Jeremy Corbyn and Caroline Lucas have campaigned together in the past

Jeremy Corbyn urged to make formal pact with Green Party

The Green party could become a semi-detached wing of the Labour party under proposals being pushed by a key ally of Jeremy Corbyn.

Momentum chief Jon Lansman told a fringe meeting that Green party candidates should be allowed to be stand on a joint ticket with Labour, in the same way that some Labour MPs are also part of the Co-operative party.

"Why shouldn't the Green party have the same relationship with the Labour party that the Co-op party has with the Labour Party?" Lansman asked during a Momentum conference debate on the "progressive alliance" in British politics.

Lansman, who also told the meeting he was "pleased" when one of his own children joined the Greens, said he would welcome their members being given equal internal voting rights.

He explained that "members of the Green party could join the Labour party as well and in doing so could participate in all of our activities including the very important one of selecting our candidates."

Green party leader Caroline Lucas told the meeting that her priority was getting voting reform, but added that she was also in favour of local electoral pacts between the two parties.

"This is about identifying a number of constituencies where together, both our parties and local communities can come together and say 'hang on a minute shall we think of a way of doing politics where you and I are not fighting the hell out of each other and letting the Conservatives come through the middle'," she told the conference.

Asked by Politics.co.uk about Lansman's proposals for a partial merger between the two parties, Lucas said that there was room for a closer relationship.

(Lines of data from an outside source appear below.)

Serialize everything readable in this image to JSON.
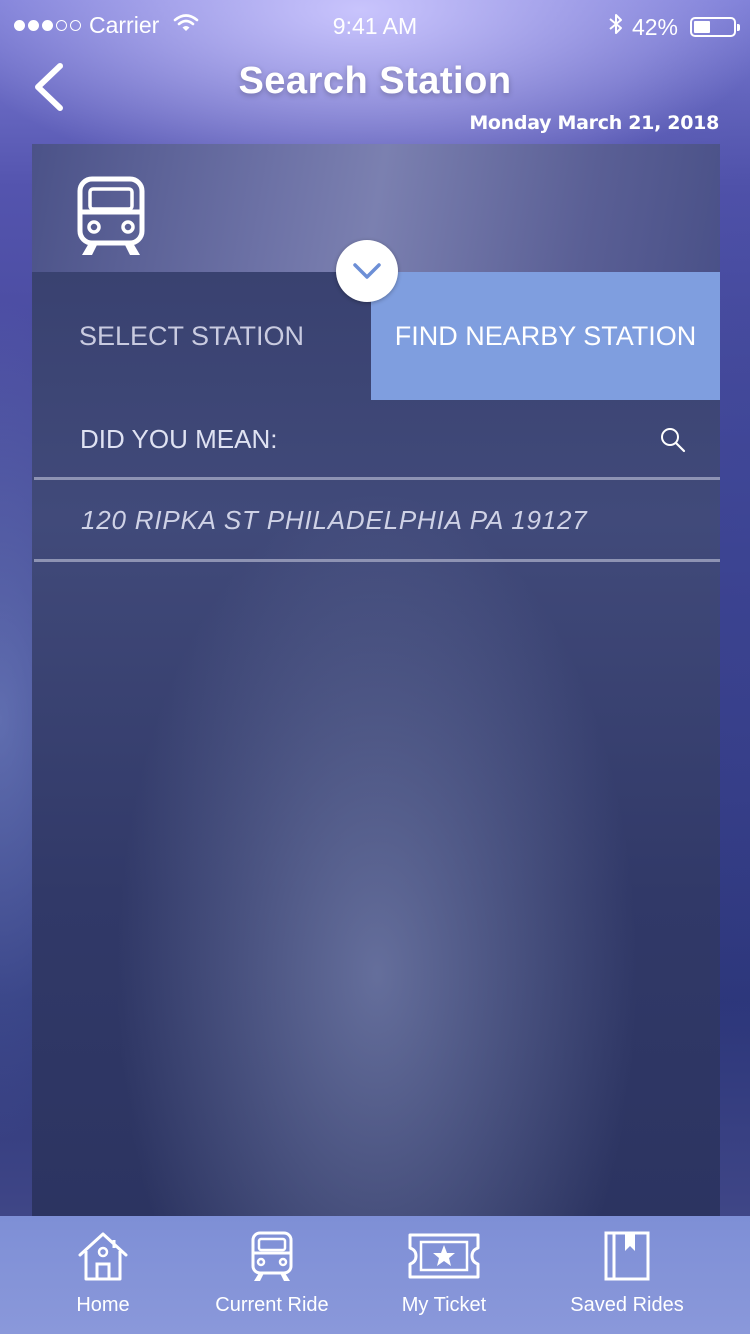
{
  "status_bar": {
    "carrier": "Carrier",
    "time": "9:41 AM",
    "battery_percent": "42%",
    "battery_level": 0.42,
    "signal_bars_filled": 3,
    "signal_bars_total": 5
  },
  "header": {
    "title": "Search Station",
    "date": "Monday March 21, 2018"
  },
  "tabs": {
    "select_station": "SELECT STATION",
    "find_nearby": "FIND NEARBY STATION"
  },
  "search": {
    "label": "DID YOU MEAN:"
  },
  "results": [
    "120 RIPKA ST PHILADELPHIA PA 19127"
  ],
  "bottom_nav": [
    {
      "label": "Home",
      "icon": "home-icon"
    },
    {
      "label": "Current Ride",
      "icon": "train-icon"
    },
    {
      "label": "My Ticket",
      "icon": "ticket-icon"
    },
    {
      "label": "Saved Rides",
      "icon": "bookmark-icon"
    }
  ],
  "colors": {
    "active_tab": "#7f9edf",
    "tab_bar": "#8494d8",
    "card_bg": "#353d6b"
  }
}
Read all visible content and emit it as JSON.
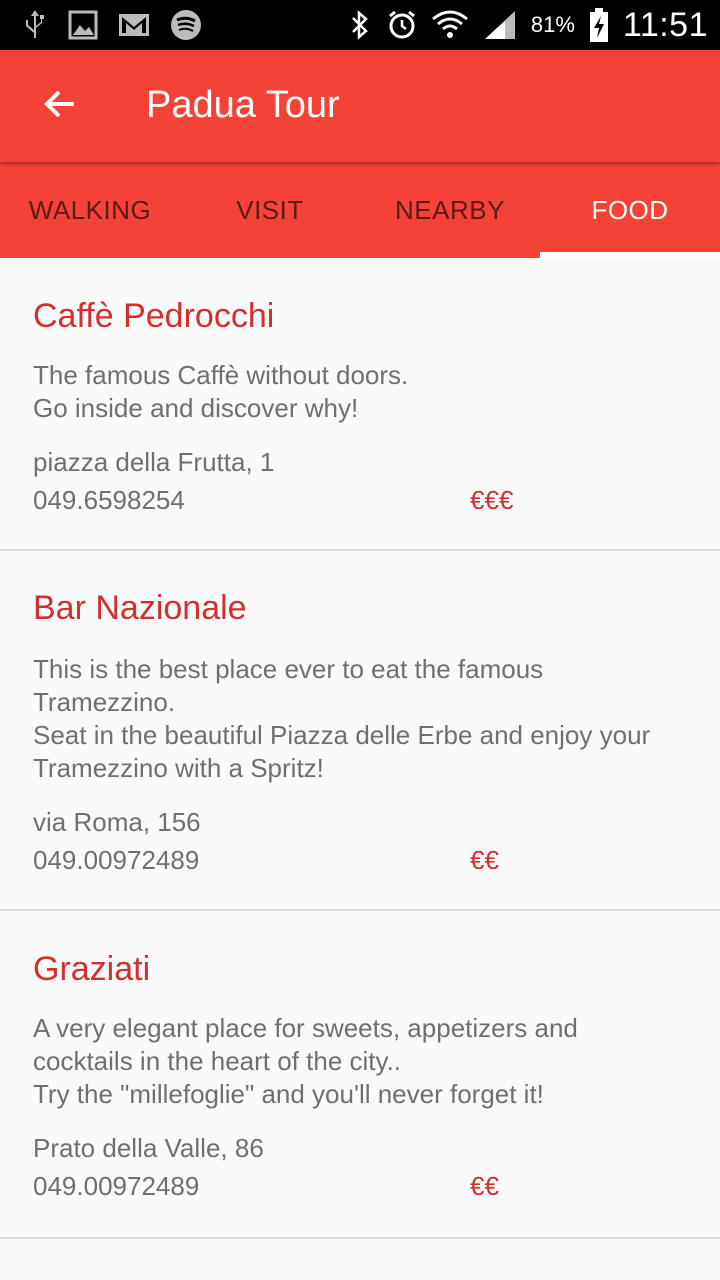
{
  "status_bar": {
    "icons_left": [
      "usb-icon",
      "image-icon",
      "gmail-icon",
      "spotify-icon"
    ],
    "icons_right": [
      "bluetooth-icon",
      "alarm-icon",
      "wifi-icon",
      "signal-icon"
    ],
    "battery_percent": "81%",
    "time": "11:51"
  },
  "app_bar": {
    "title": "Padua Tour",
    "back_icon": "arrow-back-icon"
  },
  "tabs": [
    {
      "label": "WALKING",
      "active": false
    },
    {
      "label": "VISIT",
      "active": false
    },
    {
      "label": "NEARBY",
      "active": false
    },
    {
      "label": "FOOD",
      "active": true
    }
  ],
  "places": [
    {
      "name": "Caffè Pedrocchi",
      "description": "The famous Caffè without doors.\nGo inside and discover why!",
      "address": "piazza della Frutta, 1",
      "phone": "049.6598254",
      "price": "€€€"
    },
    {
      "name": "Bar Nazionale",
      "description": "This is the best place ever to eat the famous Tramezzino.\nSeat in the beautiful Piazza delle Erbe and enjoy your Tramezzino with a Spritz!",
      "address": "via Roma, 156",
      "phone": "049.00972489",
      "price": "€€"
    },
    {
      "name": "Graziati",
      "description": "A very elegant place for sweets, appetizers and cocktails in the heart of the city..\nTry the \"millefoglie\" and you'll never forget it!",
      "address": "Prato della Valle, 86",
      "phone": "049.00972489",
      "price": "€€"
    }
  ],
  "colors": {
    "primary": "#f44336",
    "accent_text": "#d32f2f",
    "body_text": "#6f6f6f",
    "background": "#fafafa"
  }
}
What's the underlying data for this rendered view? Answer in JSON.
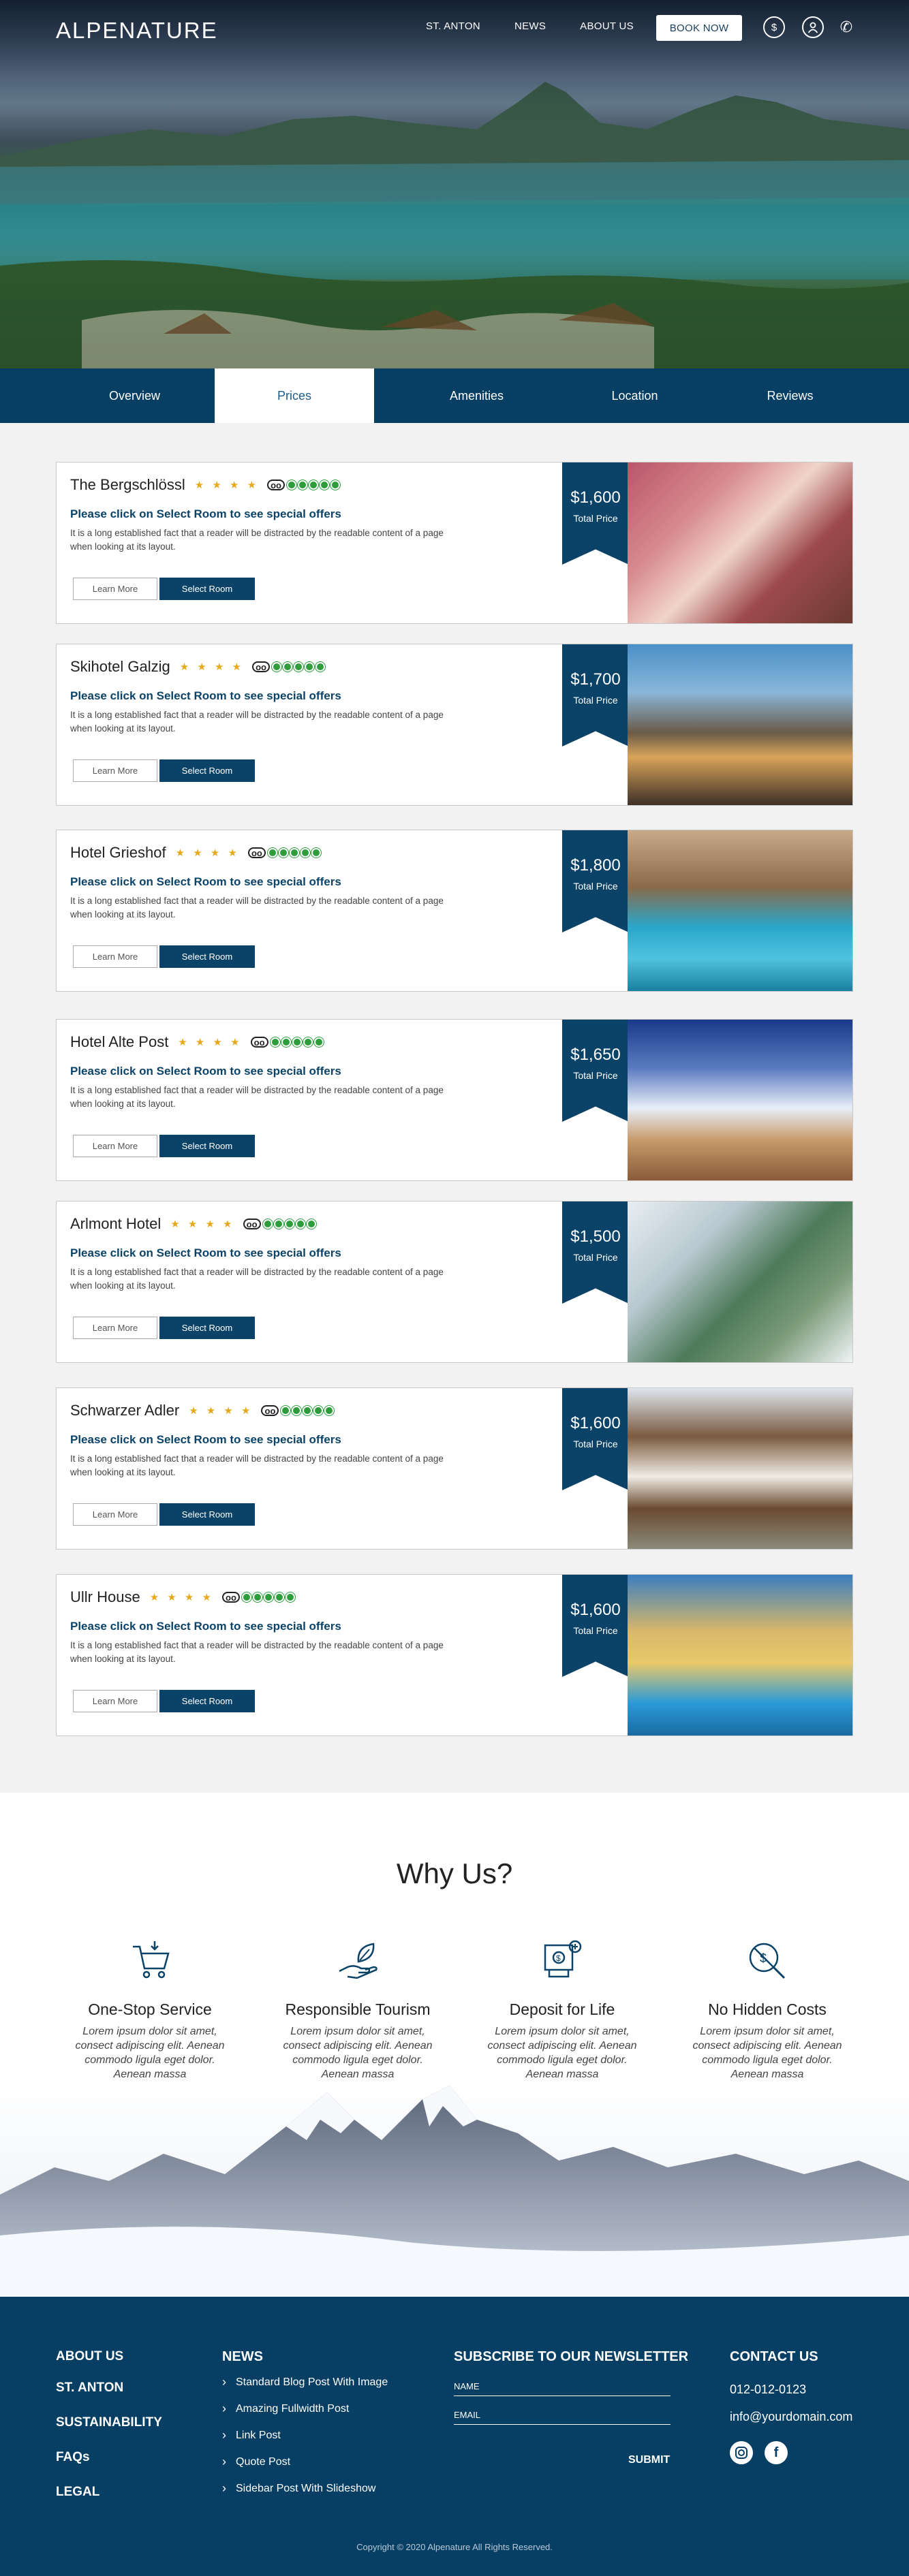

"Since no one single party has a monopoly on wisdom, and the chances of a Labour majority are vanishingly small, we owe it to the public to explore whether our separate parties can work together to bring about a progressive Government at the next election," she said.

However, she added that "while I have great respect for the traditions of the Labour Party, and agree with the leadership on many things, I believe both in the distinctiveness of Green policy and in the merits of a multiparty democracy."